The public outcry eventually forced President Ruto to backtrack on certain measures, such as the reintroduction of fuel subsidies, drawing sharp criticism from the IMF.
The power of the IMF in Kenya is, unfortunately, nothing new. In 2011, the Mwai Kibaki government faced pressure from the IMF to modify the VAT system, including previously exempt fuel. However, according to critics, this policy change had severe economic consequences. Inflation surged, businesses struggled with rising costs, and overall economic growth slowed down.

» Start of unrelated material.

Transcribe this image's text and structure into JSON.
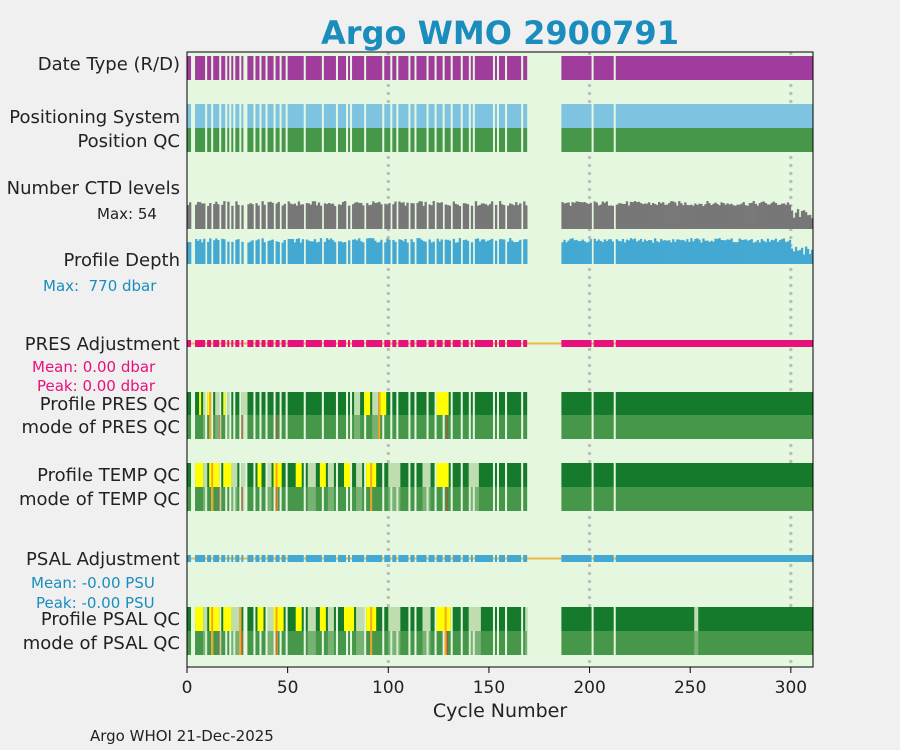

Today, fuel in Kenya faces a staggering nine taxes, with the Ruto government having tripled the Petroleum Regulatory Levy. This isn’t the end of the story, however, as President Ruto reportedly plans to further increase the VAT on fuel.
Unlike the United Nations, the IMF and the World Bank operate under a vastly different structure. Unlike the UN’s principle of one country, one vote, these institutions function on a “one-dollar-one-vote” system, where wealthier developed nations hold the majority of voting shares.
The United States alone wields enough power within the IMF to effectively block any decisions it disagrees with. This power imbalance is further solidified by the unspoken tradition of always appointing a European citizen as the IMF’s managing director.
This structure, focused on cheaper exports and resource extraction, primarily benefits Western consumers who gain access to cheaper imports, while African nations often see less return on their resources.
This is further illustrated by a report from Global Justice Now, which highlights how in 2015, Africa received $161.1 billion in aid, loans, and remittances. Yet, the continent simultaneously lost a staggering $203 billion through factors like tax avoidance, debt payments, and resource extraction, resulting in a net financial deficit exceeding $40 billion annually.